Economists had expected that Thursday's Flash Eurozone Services PMI, a business survey and one of the earliest monthly indicators of economic activity, would add to tentative signs that a recovery is in the offing.
But the indicator fell in February to 47.3 from 48.6, marking a year below the 50 threshold for growth and confounding expectations for a rise to 49.0 from more than 30 analysts polled by Reuters, none of whom forecast such a poor reading.
PMI compiler Markit said the schism between Germany and France - the two biggest economies in the euro zone - is now at its widest since the survey started in 1998.
While firms in Germany sustained a healthy rate of growth, French services companies are in the midst of their worst slump since the nadir of the Great Recession in early 2009.
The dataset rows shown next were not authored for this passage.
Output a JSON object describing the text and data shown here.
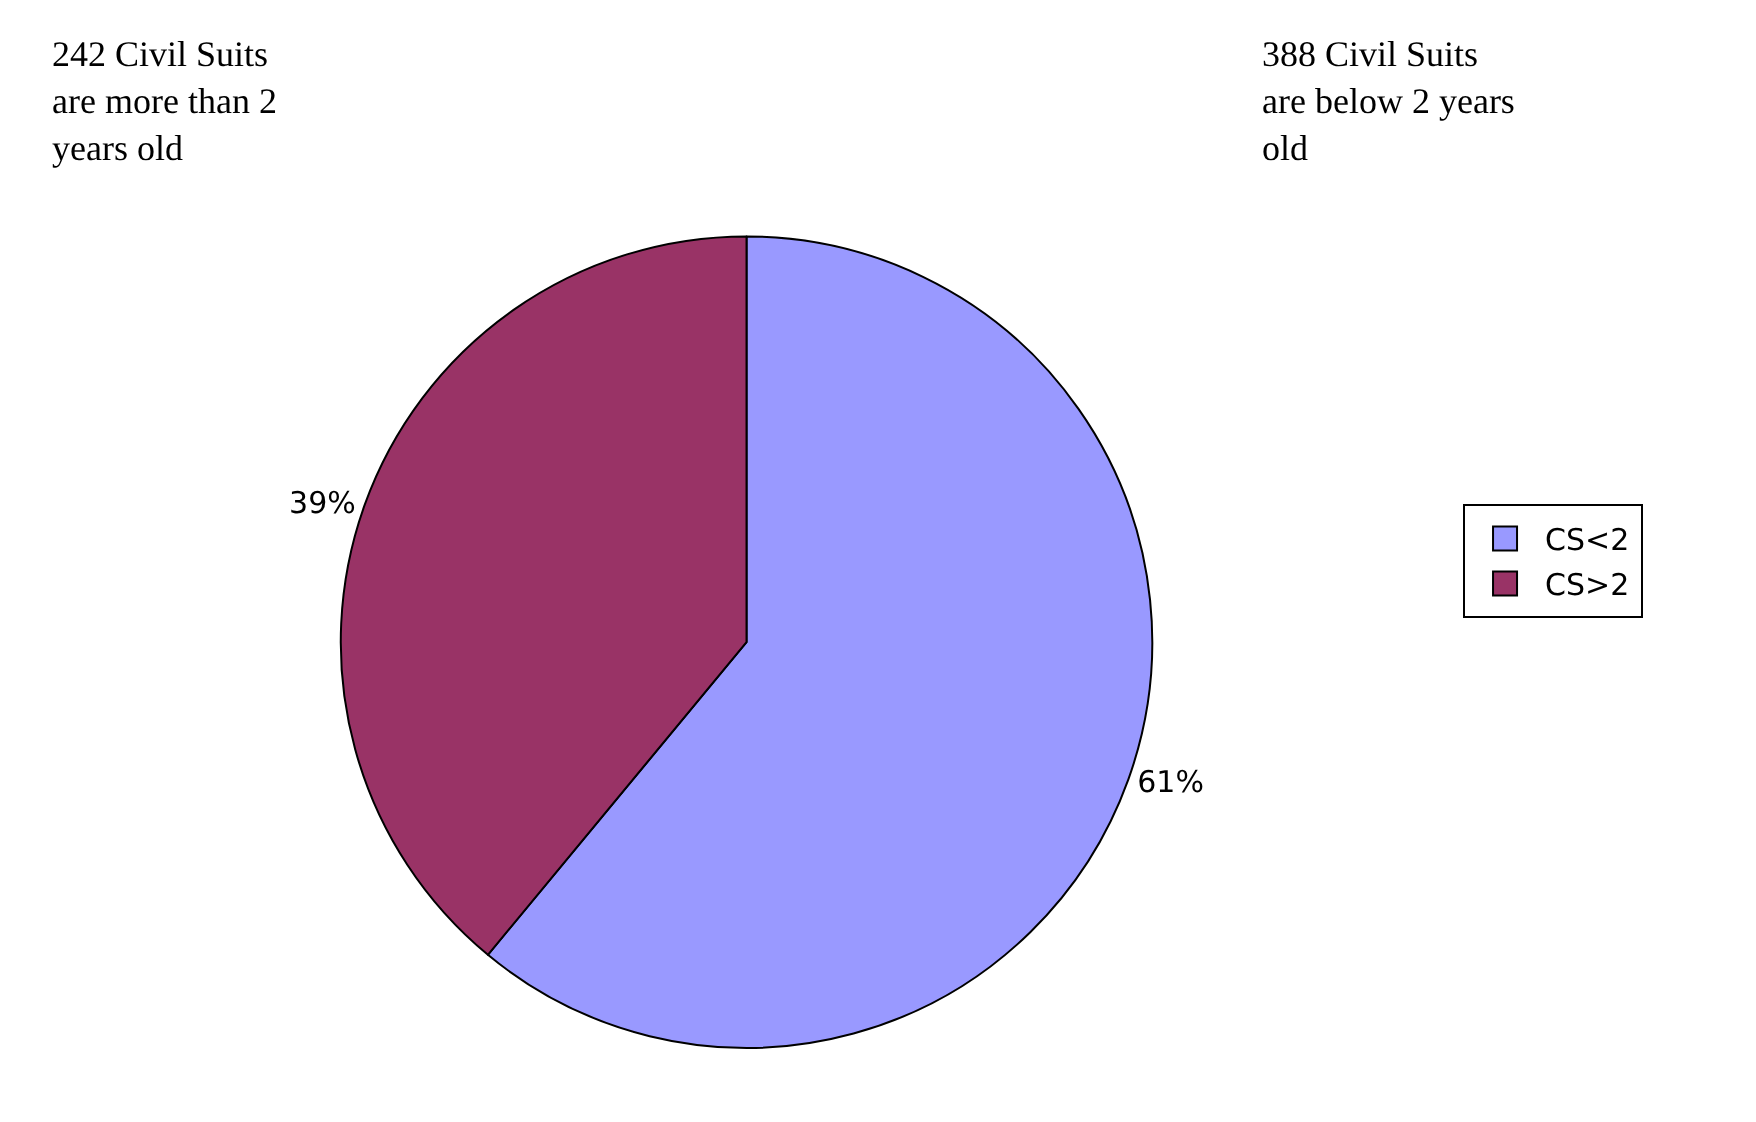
{
  "chart_data": {
    "type": "pie",
    "categories": [
      "CS<2",
      "CS>2"
    ],
    "values": [
      61,
      39
    ],
    "value_labels": [
      "61%",
      "39%"
    ],
    "colors": [
      "#9999ff",
      "#993366"
    ],
    "legend": "right",
    "annotations": [
      "242 Civil Suits are more than 2 years old",
      "388 Civil Suits are below 2 years old"
    ]
  }
}
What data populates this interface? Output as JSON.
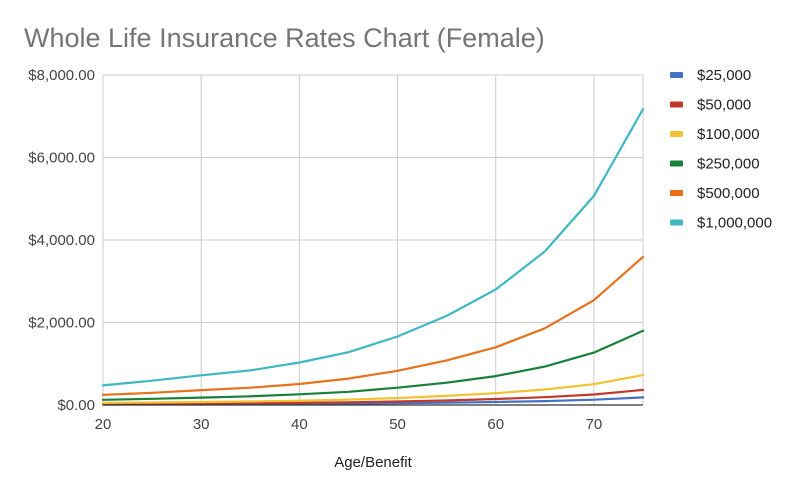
{
  "chart_data": {
    "type": "line",
    "title": "Whole Life Insurance Rates Chart (Female)",
    "xlabel": "Age/Benefit",
    "ylabel": "",
    "x": [
      20,
      25,
      30,
      35,
      40,
      45,
      50,
      55,
      60,
      65,
      70,
      75
    ],
    "xlim": [
      20,
      75
    ],
    "ylim": [
      0,
      8000
    ],
    "x_ticks": [
      "20",
      "30",
      "40",
      "50",
      "60",
      "70"
    ],
    "x_tick_values": [
      20,
      30,
      40,
      50,
      60,
      70
    ],
    "y_ticks": [
      "$0.00",
      "$2,000.00",
      "$4,000.00",
      "$6,000.00",
      "$8,000.00"
    ],
    "y_tick_values": [
      0,
      2000,
      4000,
      6000,
      8000
    ],
    "grid": true,
    "legend_position": "right",
    "series": [
      {
        "name": "$25,000",
        "color": "#4472c4",
        "values": [
          13,
          15,
          18,
          21,
          26,
          33,
          43,
          56,
          72,
          95,
          128,
          185
        ]
      },
      {
        "name": "$50,000",
        "color": "#c0392b",
        "values": [
          25,
          30,
          36,
          43,
          52,
          66,
          86,
          110,
          145,
          190,
          255,
          365
        ]
      },
      {
        "name": "$100,000",
        "color": "#f1c232",
        "values": [
          50,
          60,
          72,
          85,
          105,
          130,
          170,
          220,
          285,
          375,
          505,
          725
        ]
      },
      {
        "name": "$250,000",
        "color": "#188038",
        "values": [
          125,
          150,
          180,
          210,
          260,
          320,
          420,
          540,
          700,
          930,
          1270,
          1800
        ]
      },
      {
        "name": "$500,000",
        "color": "#e8711a",
        "values": [
          245,
          295,
          360,
          420,
          510,
          640,
          830,
          1080,
          1400,
          1860,
          2540,
          3590
        ]
      },
      {
        "name": "$1,000,000",
        "color": "#3fb8c4",
        "values": [
          475,
          590,
          720,
          840,
          1030,
          1280,
          1660,
          2160,
          2800,
          3720,
          5070,
          7170
        ]
      }
    ]
  }
}
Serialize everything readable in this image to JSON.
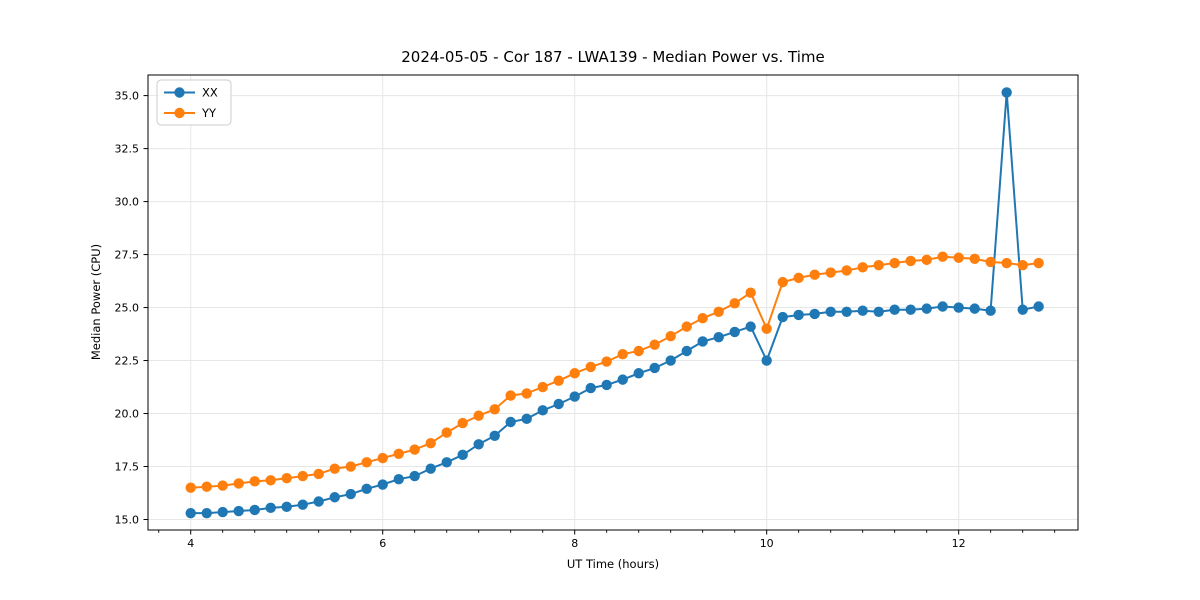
{
  "chart_data": {
    "type": "line",
    "title": "2024-05-05 - Cor 187 - LWA139 - Median Power vs. Time",
    "xlabel": "UT Time (hours)",
    "ylabel": "Median Power (CPU)",
    "xlim": [
      3.555,
      13.243
    ],
    "ylim": [
      14.505,
      35.972
    ],
    "grid": true,
    "legend_position": "upper-left",
    "x_major_ticks": [
      4,
      6,
      8,
      10,
      12
    ],
    "x_major_tick_labels": [
      "4",
      "6",
      "8",
      "10",
      "12"
    ],
    "x_minor_ticks": [
      3.667,
      4.333,
      4.667,
      5.0,
      5.333,
      5.667,
      6.333,
      6.667,
      7.0,
      7.333,
      7.667,
      8.333,
      8.667,
      9.0,
      9.333,
      9.667,
      10.333,
      10.667,
      11.0,
      11.333,
      11.667,
      12.333,
      12.667,
      13.0
    ],
    "y_major_ticks": [
      15.0,
      17.5,
      20.0,
      22.5,
      25.0,
      27.5,
      30.0,
      32.5,
      35.0
    ],
    "y_major_tick_labels": [
      "15.0",
      "17.5",
      "20.0",
      "22.5",
      "25.0",
      "27.5",
      "30.0",
      "32.5",
      "35.0"
    ],
    "x": [
      4.0,
      4.167,
      4.333,
      4.5,
      4.667,
      4.833,
      5.0,
      5.167,
      5.333,
      5.5,
      5.667,
      5.833,
      6.0,
      6.167,
      6.333,
      6.5,
      6.667,
      6.833,
      7.0,
      7.167,
      7.333,
      7.5,
      7.667,
      7.833,
      8.0,
      8.167,
      8.333,
      8.5,
      8.667,
      8.833,
      9.0,
      9.167,
      9.333,
      9.5,
      9.667,
      9.833,
      10.0,
      10.167,
      10.333,
      10.5,
      10.667,
      10.833,
      11.0,
      11.167,
      11.333,
      11.5,
      11.667,
      11.833,
      12.0,
      12.167,
      12.333,
      12.5,
      12.667,
      12.833
    ],
    "series": [
      {
        "name": "XX",
        "color": "#1f77b4",
        "values": [
          15.3,
          15.3,
          15.35,
          15.4,
          15.45,
          15.55,
          15.6,
          15.7,
          15.85,
          16.05,
          16.2,
          16.45,
          16.65,
          16.9,
          17.05,
          17.4,
          17.7,
          18.05,
          18.55,
          18.95,
          19.6,
          19.75,
          20.15,
          20.45,
          20.8,
          21.2,
          21.35,
          21.6,
          21.9,
          22.15,
          22.5,
          22.95,
          23.4,
          23.6,
          23.85,
          24.1,
          22.5,
          24.55,
          24.65,
          24.7,
          24.8,
          24.8,
          24.85,
          24.8,
          24.9,
          24.9,
          24.95,
          25.05,
          25.0,
          24.95,
          24.85,
          35.15,
          24.9,
          25.05
        ]
      },
      {
        "name": "YY",
        "color": "#ff7f0e",
        "values": [
          16.5,
          16.55,
          16.6,
          16.7,
          16.8,
          16.85,
          16.95,
          17.05,
          17.15,
          17.4,
          17.5,
          17.7,
          17.9,
          18.1,
          18.3,
          18.6,
          19.1,
          19.55,
          19.9,
          20.2,
          20.85,
          20.95,
          21.25,
          21.55,
          21.9,
          22.2,
          22.45,
          22.8,
          22.95,
          23.25,
          23.65,
          24.1,
          24.5,
          24.8,
          25.2,
          25.7,
          24.0,
          26.2,
          26.4,
          26.55,
          26.65,
          26.75,
          26.9,
          27.0,
          27.1,
          27.2,
          27.25,
          27.4,
          27.35,
          27.3,
          27.15,
          27.1,
          27.0,
          27.1
        ]
      }
    ],
    "style": {
      "grid_color": "#e6e6e6",
      "spine_color": "#000000",
      "background": "#ffffff",
      "legend_edge_color": "#cccccc",
      "marker_radius": 5.2,
      "line_width": 2
    }
  }
}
"If it wasn't for Germany, these would be really dire readings. At least the German economy is still helping to keep the euro zone afloat in some respects," said Chris Williamson, chief economist at Markit.
He said the latest PMIs pointed to the euro zone economy shrinking 0.2-0.3 percent in the first quarter, following an estimated 0.4 percent contraction at the end of last year.
That's gloomier than last week's Reuters poll of economists, which suggested the economy will merely stagnate this quarter.
By far the most worrying aspect of Thursday's PMIs was the dismal performance of French companies.
Williamson said the data for France were more befitting of a struggling "peripheral" euro zone economy like Spain or Italy, rather than the "core" status it traditionally shares with Germany.